Kermit the Hermit
- First edition
- Author: Bill Peet
- Illustrator: Bill Peet
- Language: English
- Genre: Picture book
- Publisher: Houghton Mifflin
- Publication date: 1965
- Media type: Print (Paperback)
- Pages: 45
- ISBN: 978-0-395-29607-3
- OCLC: 306248

= Kermit the Hermit =

1965 picture book by Bill Peet

Kermit the Hermit is a children's picture book written and illustrated by Bill Peet. It was first published in 1965. It tells the story of a greedy crab who collects and hoards all sorts of unnecessary things. Peet said he got the idea for the book from sketching crabs stacked on ice in the sea food display of a supermarket. It has been printed in six editions and is still in print As of 2008.

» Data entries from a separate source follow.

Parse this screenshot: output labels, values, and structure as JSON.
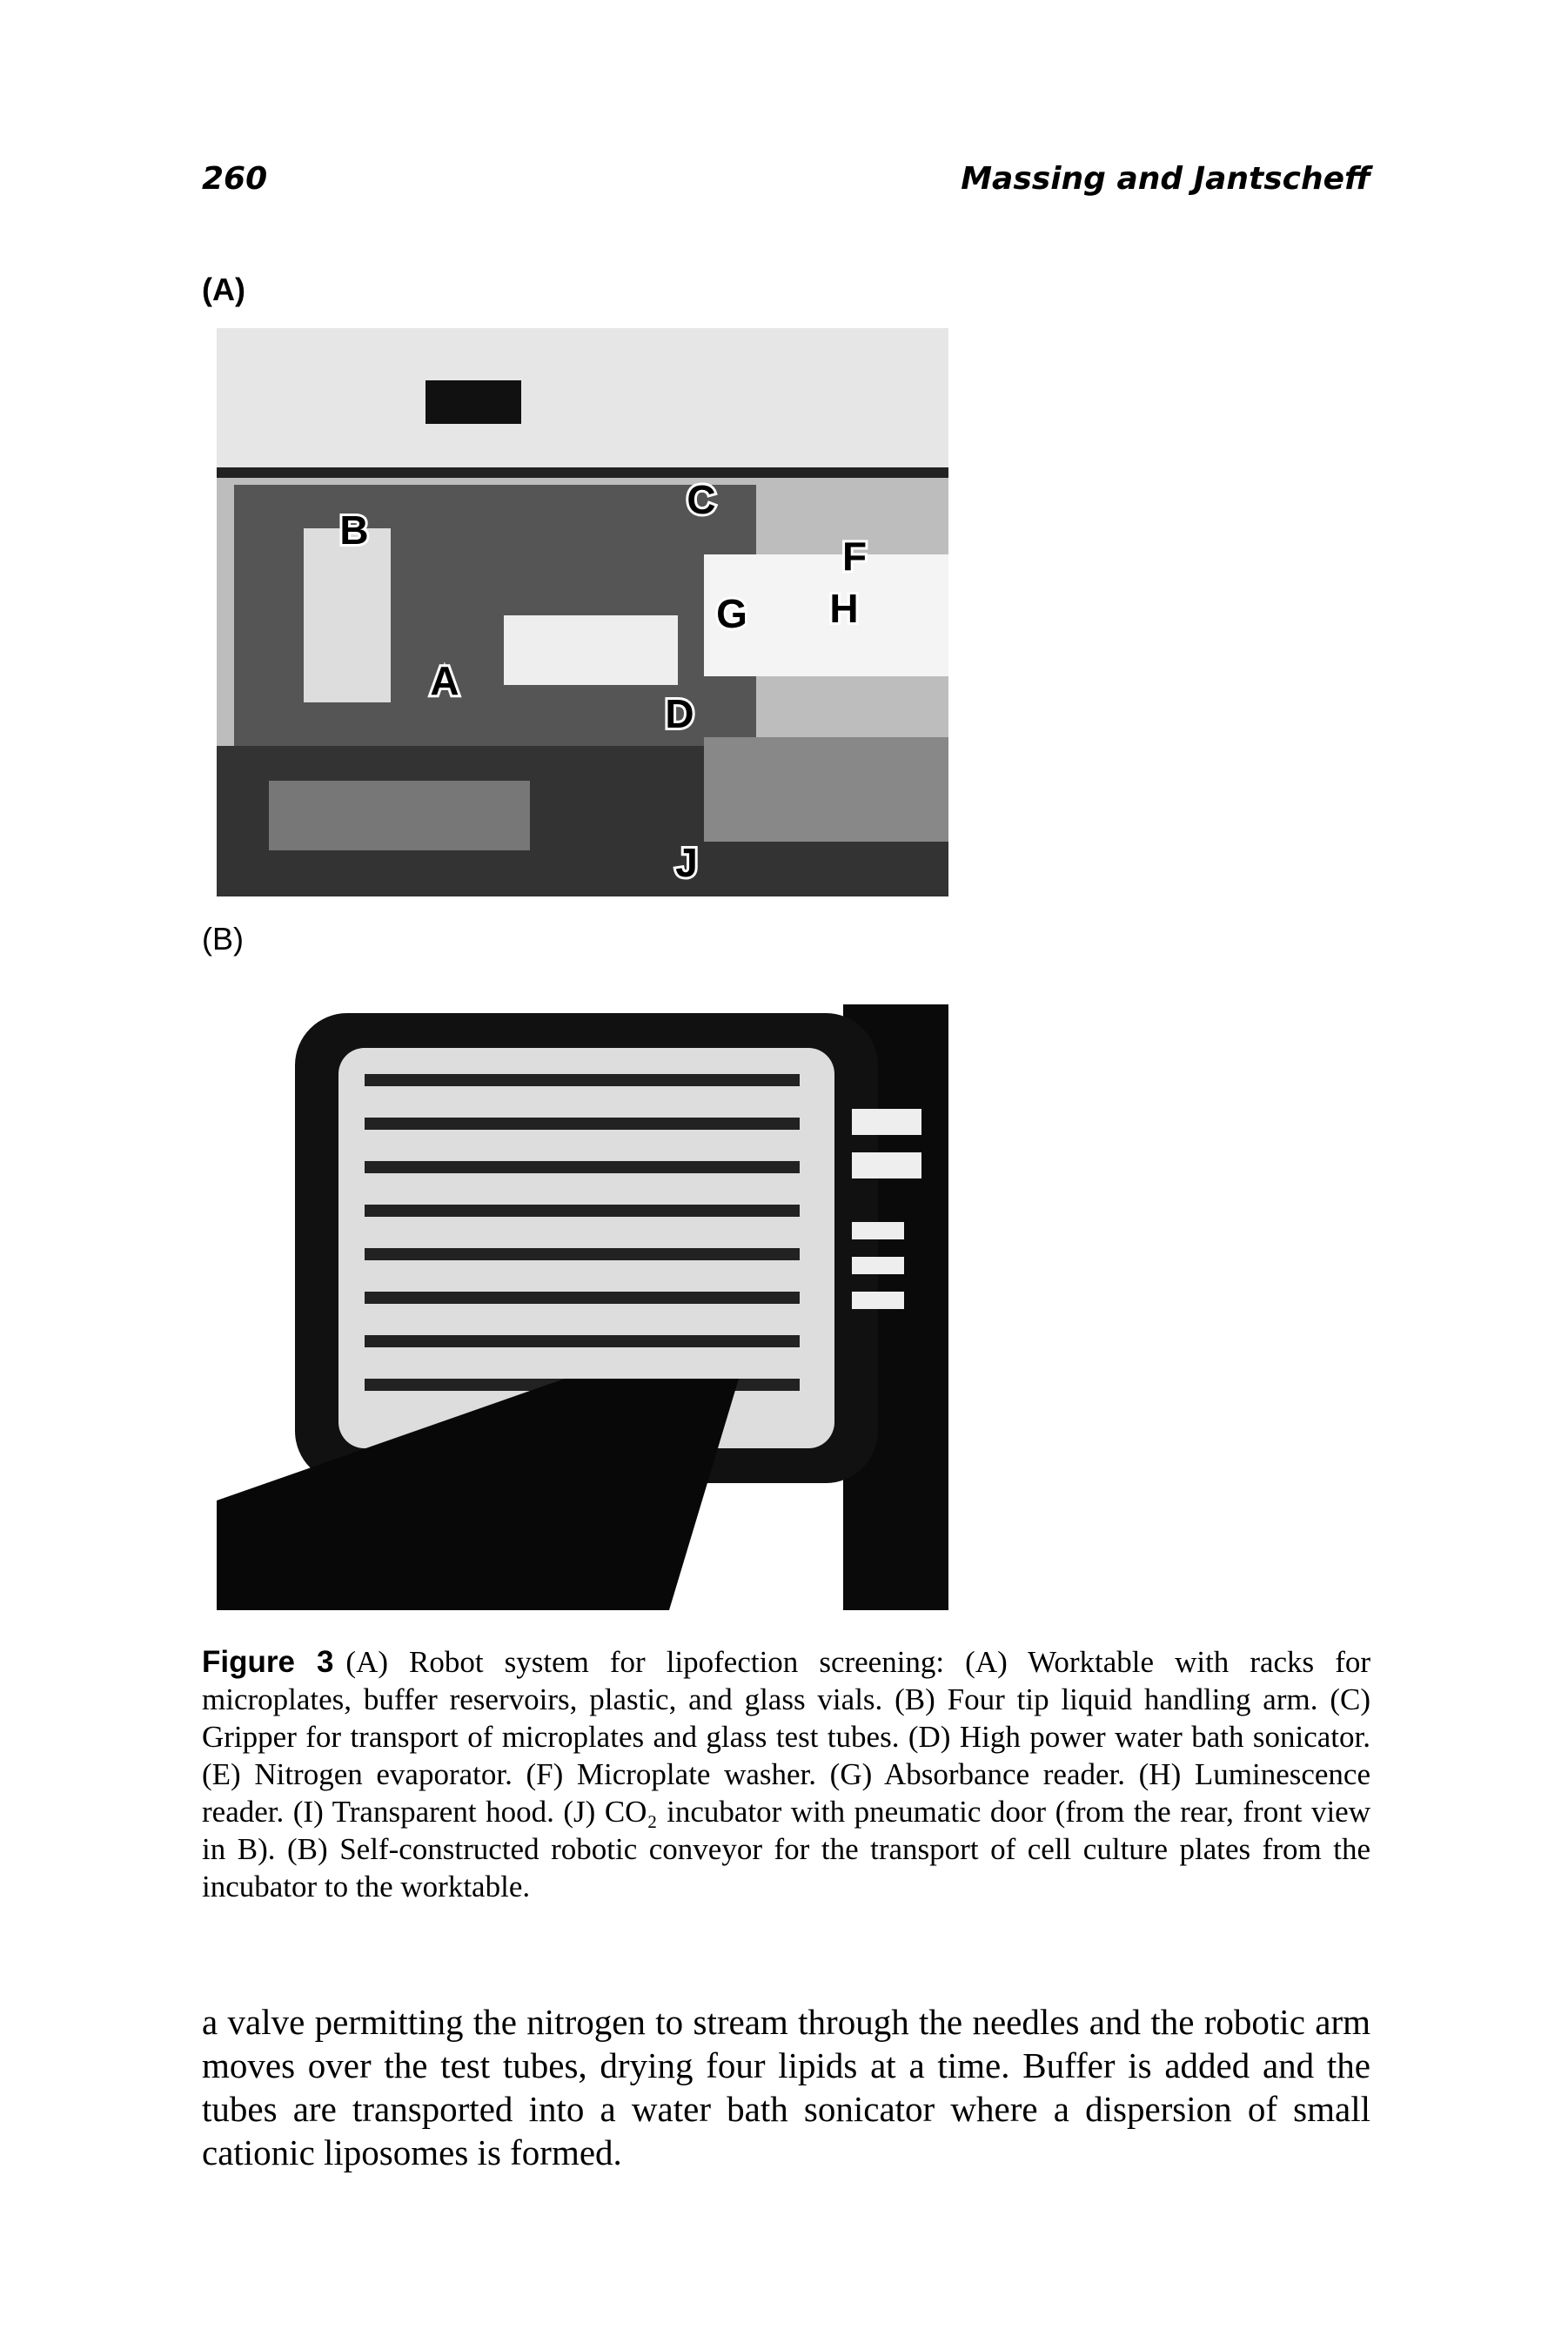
{
  "header": {
    "page_number": "260",
    "running_title": "Massing and Jantscheff"
  },
  "figure": {
    "panels": [
      {
        "label": "(A)",
        "callouts": [
          "B",
          "C",
          "F",
          "G",
          "H",
          "A",
          "D",
          "J"
        ]
      },
      {
        "label": "(B)"
      }
    ],
    "caption": {
      "label": "Figure 3",
      "text": "(A) Robot system for lipofection screening: (A) Worktable with racks for microplates, buffer reservoirs, plastic, and glass vials. (B) Four tip liquid handling arm. (C) Gripper for transport of microplates and glass test tubes. (D) High power water bath sonicator. (E) Nitrogen evaporator. (F) Microplate washer. (G) Absorbance reader. (H) Luminescence reader. (I) Transparent hood. (J) CO₂ incubator with pneumatic door (from the rear, front view in B). (B) Self-constructed robotic conveyor for the transport of cell culture plates from the incubator to the worktable."
    }
  },
  "body": {
    "paragraph": "a valve permitting the nitrogen to stream through the needles and the robotic arm moves over the test tubes, drying four lipids at a time. Buffer is added and the tubes are transported into a water bath sonicator where a dispersion of small cationic liposomes is formed."
  }
}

"The illustrations are touched with inspired lunacy (as is the rhyme) and the color is arresting. This is Peet's best since Chester, which was his best since Randy's Dandy Lions, which was his best since Ella, etc., etc., etc"
— Kirkus Reviews

==Plot summary==
Kermit is a selfish Pacific rock crab who lives in a castle-shaped rock and hoards lots of junk; he does not like sharing his collection. One day, when Kermit attempts to gain another unnecessary thing, he is almost buried by an Irish setter, but is saved by an impoverished boy. Kermit is grateful and wants to repay the boy, but cannot think of a way to do so. He first tries to help him catch a fish and although a big fish manages to hook the line, it breaks and Kermit is dragged across the ocean while holding onto the line that's still in the fish's mouth. He lands near a sunken pirate ship and hides in a chest of gold to avoid a blue shark. As he stores the gold pieces in his cave while making multiple trips back and forth while avoiding other predators, e.g. groupers and barracuda, he slowly gives up one thing at a time, until he has all of the gold (approximately 182 coins) and no more possessions in his cave. With the help of a brown pelican, Kermit drops coins down the boy's chimney. The boy's family becomes rich (though the family have no idea who gave them the gold) and Kermit learns the value of sharing.